La normativa sul Digital Product Passport rappresenta un'opportunità significativa per la filiera, tradizionalmente rimasta in parte nascosta, offrendo un'occasione per aumentare la nostra visibilità. Tuttavia, riscontro alcune difficoltà nell'applicazione di questa normativa, poiché non ho ancora compreso appieno come sarà messa in pratica. L'idea di assegnare un QR code a ciascun pezzo, che spesso nel nostro caso coinvolge tipi di lana provenienti da molte fattorie per la composizione di un solo tessuto, potrebbe presentare delle sfide gestionali. Tuttavia, sono convinta che, con una solida organizzazione, sia possibile raggiungere questo obiettivo.
Cikis: all'inizio hai parlato delle vostre iniziative, specificando che alcune portano vantaggi economici e altre no. Tirando le somme, secondo te, la sostenibilità ha contribuito al miglioramento delle performance economiche dell'azienda?
L: Credo che la sostenibilità non porti un ritorno immediato, ma, piuttosto, abbia un impatto significativo nel lungo periodo. Ti esprimo questa convinzione con consapevolezza, poiché ritengo che se la gestione dell'azienda non avesse seguito nel corso dei decenni il criterio alla base della sostenibilità, ovvero fare le cose nel modo migliore con il minor impatto possibile, allora la sopravvivenza stessa sarebbe stata compromessa. La sopravvivenza rappresenta il vero ritorno che un'azienda può ottenere. Con 360 anni di attività alle spalle, un obiettivo del genere è possibile solo attraverso un lavoro improntato a tali valori.

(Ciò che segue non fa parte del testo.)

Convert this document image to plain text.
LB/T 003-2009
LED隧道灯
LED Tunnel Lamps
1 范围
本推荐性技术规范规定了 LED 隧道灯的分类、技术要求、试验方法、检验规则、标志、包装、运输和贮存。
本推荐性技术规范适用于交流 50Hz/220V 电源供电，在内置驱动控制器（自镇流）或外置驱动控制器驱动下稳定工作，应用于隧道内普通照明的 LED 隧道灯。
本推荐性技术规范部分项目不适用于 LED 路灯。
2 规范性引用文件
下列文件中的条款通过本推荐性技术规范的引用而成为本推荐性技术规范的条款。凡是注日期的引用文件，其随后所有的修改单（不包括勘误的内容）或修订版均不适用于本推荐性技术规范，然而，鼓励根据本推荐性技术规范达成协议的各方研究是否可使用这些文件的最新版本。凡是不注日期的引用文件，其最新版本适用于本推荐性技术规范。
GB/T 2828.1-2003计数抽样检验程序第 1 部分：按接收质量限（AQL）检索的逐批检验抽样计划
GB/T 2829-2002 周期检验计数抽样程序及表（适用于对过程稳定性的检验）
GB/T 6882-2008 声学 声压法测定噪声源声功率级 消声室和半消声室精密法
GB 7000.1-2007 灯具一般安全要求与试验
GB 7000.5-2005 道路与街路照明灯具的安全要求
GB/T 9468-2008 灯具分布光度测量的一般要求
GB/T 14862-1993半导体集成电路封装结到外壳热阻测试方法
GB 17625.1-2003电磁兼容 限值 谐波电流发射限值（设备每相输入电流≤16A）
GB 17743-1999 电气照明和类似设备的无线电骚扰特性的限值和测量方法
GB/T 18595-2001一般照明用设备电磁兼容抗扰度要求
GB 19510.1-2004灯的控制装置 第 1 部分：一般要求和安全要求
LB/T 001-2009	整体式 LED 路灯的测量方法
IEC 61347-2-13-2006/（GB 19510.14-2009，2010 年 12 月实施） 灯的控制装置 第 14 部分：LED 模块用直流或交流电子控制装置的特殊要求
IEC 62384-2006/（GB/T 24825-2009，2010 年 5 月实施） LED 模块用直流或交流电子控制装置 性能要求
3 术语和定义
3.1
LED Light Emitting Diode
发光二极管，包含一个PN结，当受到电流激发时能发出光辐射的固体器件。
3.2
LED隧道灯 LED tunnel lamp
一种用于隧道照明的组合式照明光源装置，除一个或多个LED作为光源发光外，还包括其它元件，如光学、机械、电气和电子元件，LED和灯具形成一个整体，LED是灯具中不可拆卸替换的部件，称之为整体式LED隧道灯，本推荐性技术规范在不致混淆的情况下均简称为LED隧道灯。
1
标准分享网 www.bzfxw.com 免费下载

Questo problema è rilevante anche perché nei prossimi anni sarà essenziale attirare persone qualificate per lavorare. Se vedono che l'azienda si impegna nel rispetto della sostenibilità, sarà più probabile che desiderino partecipare. Un'impresa deve avere un significato per la comunità, quindi è necessario investire nell'istruzione nelle scuole e diffondere informazioni sulle buone pratiche aziendali. Vedere l'azienda come un luogo che contribuisce al bene comune è fondamentale.
Conclusioni
In un'epoca in cui la sostenibilità è diventata imprescindibile per le aziende, l'esperienza di Vitale Barberis Canonico offre importanti spunti per le aziende del settore moda. La convergenza tra la gestione olistica delle risorse, l'innovazione nella tracciabilità e il coinvolgimento dei fornitori rivela un panorama in cui la sostenibilità non è solo un dovere etico, ma un investimento strategico per il successo a lungo termine.
Le sfide attuali si presentano come opportunità di costruire una filiera sempre più consapevole, trasparente e orientata al benessere collettivo. L'evoluzione normativa imminente, come il Digital Product Passport, offre un terreno fertile per la crescita sostenibile e per incontrare le crescenti aspettative dei consumatori informati.